To prove I had not imagined the card.
I opened my recent apps. LumaLive still showed Amelia's folder. I swiped back, forward, sideways, every useless motion people made when panic turned them stupid. The memorial did not return.
"Think," I said aloud.
My tone sounded too steady. That scared me more than shaking would have.
Every livestream card had a trace. A thumbnail cache, a share link, a page token, a preview image stored somewhere before the interface cleaned itself up.
I knew that because I had spent five years building events around other people's last chances to look composed. LumaLive liked to pretend it was seamless. It was not. No platform was.
I opened my browser history.
There.
A LumaLive preview URL, timestamped 12:47 a.m.
My pulse kicked once.
I clicked it.
The page opened, went white, then gave me an error.
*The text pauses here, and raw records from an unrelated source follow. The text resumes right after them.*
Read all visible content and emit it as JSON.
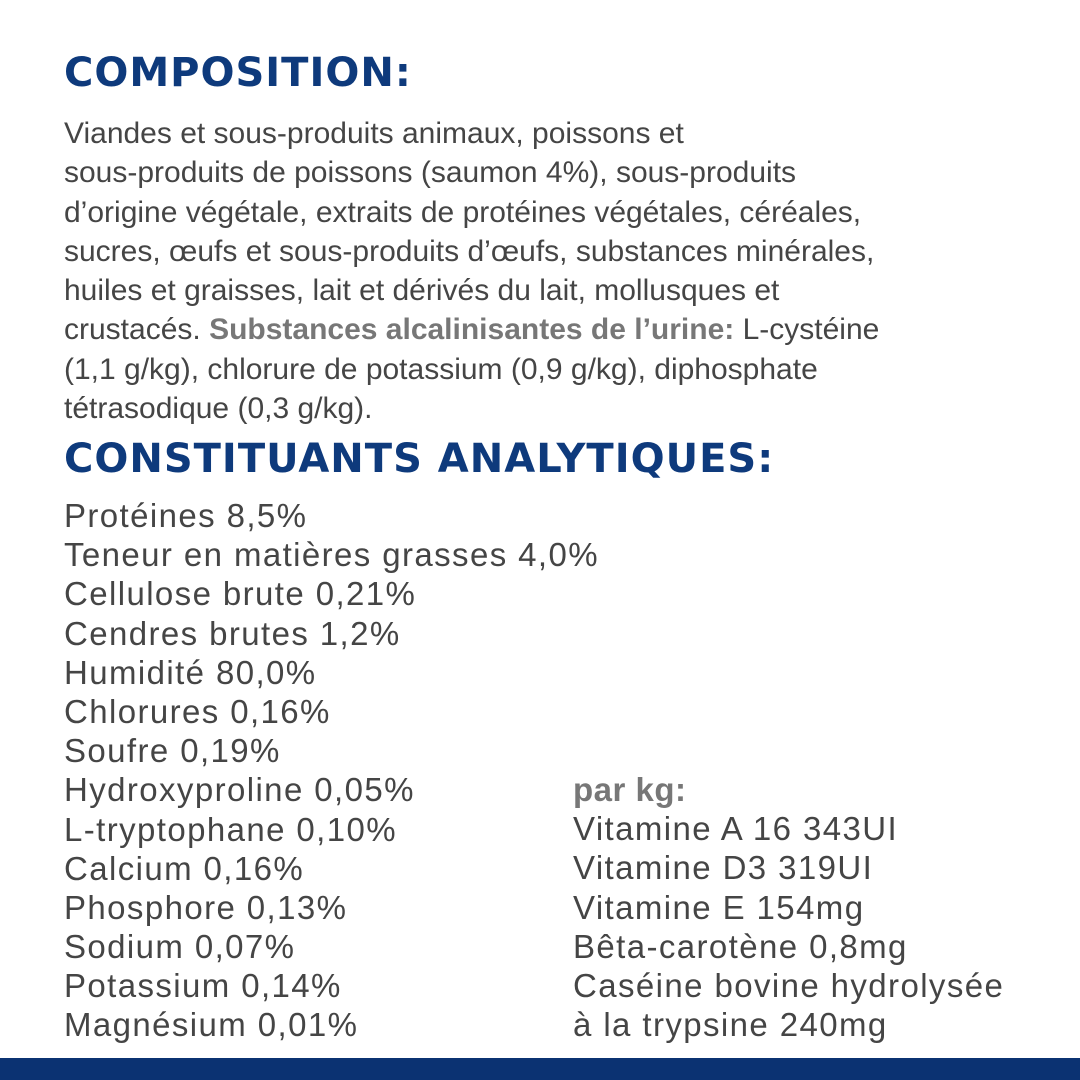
{
  "composition": {
    "heading": "COMPOSITION:",
    "lines": [
      "Viandes et sous-produits animaux, poissons et",
      "sous-produits de poissons (saumon 4%), sous-produits",
      "d’origine végétale, extraits de protéines végétales, céréales,",
      "sucres, œufs et sous-produits d’œufs, substances minérales,",
      "huiles et graisses, lait et dérivés du lait, mollusques et"
    ],
    "line6_pre": "crustacés. ",
    "bold_label": "Substances alcalinisantes de l’urine:",
    "line6_post": " L-cystéine",
    "lines_end": [
      "(1,1 g/kg), chlorure de potassium (0,9 g/kg), diphosphate",
      "tétrasodique (0,3 g/kg)."
    ]
  },
  "analytical": {
    "heading": "CONSTITUANTS ANALYTIQUES:",
    "items": [
      "Protéines 8,5%",
      "Teneur en matières grasses 4,0%",
      "Cellulose brute 0,21%",
      "Cendres brutes 1,2%",
      "Humidité 80,0%",
      "Chlorures 0,16%",
      "Soufre 0,19%",
      "Hydroxyproline 0,05%",
      "L-tryptophane 0,10%",
      "Calcium 0,16%",
      "Phosphore 0,13%",
      "Sodium 0,07%",
      "Potassium 0,14%",
      "Magnésium 0,01%"
    ],
    "per_kg_label": "par kg:",
    "per_kg_items": [
      "Vitamine A 16 343UI",
      "Vitamine D3 319UI",
      "Vitamine E 154mg",
      "Bêta-carotène 0,8mg",
      "Caséine bovine hydrolysée",
      "à la trypsine 240mg"
    ]
  },
  "colors": {
    "heading": "#0e3a7c",
    "text": "#454545",
    "bottom_bar": "#0b3272"
  }
}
This event is unavailable.
I took a screenshot anyway.
The screen flashed.
The file saved to my desktop with the bland name Screenshot 2026-06-18 at 12.52.09 AM.
I opened it.
Black.
Not dark.
Not blurred.
Black, edge to edge, as if I had photographed the inside of a closed box.
I stared at it.
"No."
I took another screenshot of the error page.
Black.
I tried a screen recording.
The little red dot appeared in the corner. I reloaded the unavailable page, clicked the back button, opened history again, moved through every trace I could find.
When I stopped the recording and played it back, the video showed my cursor moving over a blank black screen.
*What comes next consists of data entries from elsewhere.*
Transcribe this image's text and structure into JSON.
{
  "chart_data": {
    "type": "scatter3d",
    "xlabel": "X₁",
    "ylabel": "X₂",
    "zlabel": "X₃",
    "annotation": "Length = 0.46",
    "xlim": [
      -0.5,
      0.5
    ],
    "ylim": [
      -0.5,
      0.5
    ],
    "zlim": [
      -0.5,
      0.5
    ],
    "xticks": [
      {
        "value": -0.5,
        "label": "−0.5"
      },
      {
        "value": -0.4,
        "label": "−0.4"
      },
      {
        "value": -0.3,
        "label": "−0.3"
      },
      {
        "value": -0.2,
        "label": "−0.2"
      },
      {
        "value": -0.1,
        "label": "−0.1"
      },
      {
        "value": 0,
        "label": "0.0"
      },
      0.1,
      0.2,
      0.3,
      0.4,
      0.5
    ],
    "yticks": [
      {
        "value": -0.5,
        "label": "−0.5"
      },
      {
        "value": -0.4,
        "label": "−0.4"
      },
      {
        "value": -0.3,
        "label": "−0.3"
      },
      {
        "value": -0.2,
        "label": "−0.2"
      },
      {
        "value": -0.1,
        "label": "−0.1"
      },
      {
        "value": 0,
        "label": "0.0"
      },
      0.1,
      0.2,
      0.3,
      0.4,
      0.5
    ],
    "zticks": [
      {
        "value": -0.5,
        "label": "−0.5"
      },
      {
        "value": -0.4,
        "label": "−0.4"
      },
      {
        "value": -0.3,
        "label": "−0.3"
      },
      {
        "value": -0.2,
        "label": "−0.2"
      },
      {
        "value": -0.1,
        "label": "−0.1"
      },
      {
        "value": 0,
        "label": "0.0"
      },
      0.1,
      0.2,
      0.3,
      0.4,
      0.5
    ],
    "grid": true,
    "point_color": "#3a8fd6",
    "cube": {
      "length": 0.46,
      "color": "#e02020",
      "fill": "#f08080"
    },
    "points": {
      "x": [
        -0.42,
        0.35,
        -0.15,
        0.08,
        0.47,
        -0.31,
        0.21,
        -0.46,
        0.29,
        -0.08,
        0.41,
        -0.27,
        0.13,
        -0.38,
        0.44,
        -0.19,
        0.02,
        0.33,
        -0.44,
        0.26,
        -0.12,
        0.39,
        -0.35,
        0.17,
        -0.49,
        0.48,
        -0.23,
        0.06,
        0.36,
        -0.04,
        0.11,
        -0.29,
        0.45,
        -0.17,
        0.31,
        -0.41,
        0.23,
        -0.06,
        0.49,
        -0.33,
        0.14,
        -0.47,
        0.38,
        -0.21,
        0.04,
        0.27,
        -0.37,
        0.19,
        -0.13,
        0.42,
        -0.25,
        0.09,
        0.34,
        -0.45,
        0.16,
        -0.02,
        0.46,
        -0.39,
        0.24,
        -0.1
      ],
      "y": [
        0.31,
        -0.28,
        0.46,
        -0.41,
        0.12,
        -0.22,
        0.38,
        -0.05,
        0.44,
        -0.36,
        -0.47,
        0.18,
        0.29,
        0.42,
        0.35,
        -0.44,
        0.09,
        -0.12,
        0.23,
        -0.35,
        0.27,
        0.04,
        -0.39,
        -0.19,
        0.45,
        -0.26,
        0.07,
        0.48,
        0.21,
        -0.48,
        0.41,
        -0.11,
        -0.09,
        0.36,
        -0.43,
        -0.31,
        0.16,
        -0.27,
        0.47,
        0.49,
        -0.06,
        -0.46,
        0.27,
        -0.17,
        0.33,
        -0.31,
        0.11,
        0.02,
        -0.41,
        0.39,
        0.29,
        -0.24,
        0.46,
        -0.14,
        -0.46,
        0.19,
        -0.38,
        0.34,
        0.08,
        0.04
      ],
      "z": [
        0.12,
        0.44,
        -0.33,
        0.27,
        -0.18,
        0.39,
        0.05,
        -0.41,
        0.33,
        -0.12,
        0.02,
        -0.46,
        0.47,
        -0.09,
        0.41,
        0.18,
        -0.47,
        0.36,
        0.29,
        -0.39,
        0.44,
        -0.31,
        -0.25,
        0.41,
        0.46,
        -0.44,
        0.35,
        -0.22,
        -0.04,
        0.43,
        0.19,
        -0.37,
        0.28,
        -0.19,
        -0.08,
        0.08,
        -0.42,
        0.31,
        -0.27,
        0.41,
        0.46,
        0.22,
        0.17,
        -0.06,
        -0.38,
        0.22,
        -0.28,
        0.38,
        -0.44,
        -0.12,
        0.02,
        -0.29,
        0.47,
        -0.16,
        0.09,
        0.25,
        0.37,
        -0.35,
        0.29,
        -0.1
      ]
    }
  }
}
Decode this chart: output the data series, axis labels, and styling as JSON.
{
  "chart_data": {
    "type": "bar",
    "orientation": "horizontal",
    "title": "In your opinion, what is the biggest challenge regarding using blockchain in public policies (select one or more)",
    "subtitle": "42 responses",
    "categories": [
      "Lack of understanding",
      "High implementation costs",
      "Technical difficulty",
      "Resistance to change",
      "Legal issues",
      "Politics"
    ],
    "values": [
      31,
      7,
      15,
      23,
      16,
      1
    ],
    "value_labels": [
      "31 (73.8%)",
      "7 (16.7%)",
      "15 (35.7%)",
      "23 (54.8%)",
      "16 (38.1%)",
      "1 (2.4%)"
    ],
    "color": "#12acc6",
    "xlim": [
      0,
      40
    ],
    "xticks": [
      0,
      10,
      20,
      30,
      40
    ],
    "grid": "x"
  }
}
My hands at last started to shake.
Grant called for the third time.
This time, I answered.
"Evie." His voice filled the office, low and warm and familiar enough to hurt. "Where are you?"
I looked at the black screenshot on my laptop.
"Still at work."
"At this hour?"
"A client changed her livestream request."
"You should have told Mara to handle it."
Not why are you scared.
Not what happened.
First, a correction.
I kept my voice even. "Mara left at nine."
Grant sighed in a low voice, the way he did when he wanted me to hear restraint. "Come home. The roads are ugly."
Roads. Rain. Home.
Ordinary words. Safe words.
I almost let them work.
"Did you need something?" I asked.
There was a pause, small enough that a kinder wife would have missed it.
"I need to hear my wife's voice."
The line should have warmed me. It used to.
Now I heard the possessive before the affection.
My wife's voice.
"You are hearing it," I said.
Another pause.
This one longer.
"Are you upset with me?"
Grant never asked questions he did not know how to use.
I turned the phone speaker on and placed it beside the laptop. Then I opened the screen recording file again, just in case the audio had caught anything I missed.
"Why would I be upset?"
"That is what I am asking you."
Soft. Patient. A man leaning down to coax a frightened animal out from under a table.
I watched the recording play its black silence.
"I am tired," I said.
"Then come home, sweetheart."
Sweetheart.
I looked at the browser history URL, copied it, pasted it into a blank document, and saved it under Amelia's folder. Not under my name. Not where Grant would think to look, if Grant was the kind of husband who looked.
"I will," I said.
"When?"
Too quick.
"Soon."
"Evie."
One word. Gentle warning.
I let the silence sit until he had to fill it.
"You are not yourself tonight," he said.
My fingers went still on the keyboard.
Not scared.
Not busy.
Not tired.
Not yourself.
A label, offered early.
I made my voice softer. "I said I will come home."
He exhaled. "Good. I left soup in the fridge. Do not drive if you feel shaky. Call me and I will send a car."
Send a car.
Another kindness with a handle on it.
"Good night, Grant."
He did not answer right away.
Then, gently, "I love you."
I looked at the black screenshot of my own funeral.
"I know."
I ended the call before he could hear what my silence meant.
The office fell quiet again.
I replayed the screen recording one more time. Black. Black. Black.
Then, at the end, after the unavailable page vanished, the audio track clicked.
For three seconds, Theo marked the file as not silent.
A man spoke through, muffled and close to a microphone.
Grant's voice.
"Do not let her see the process sheet."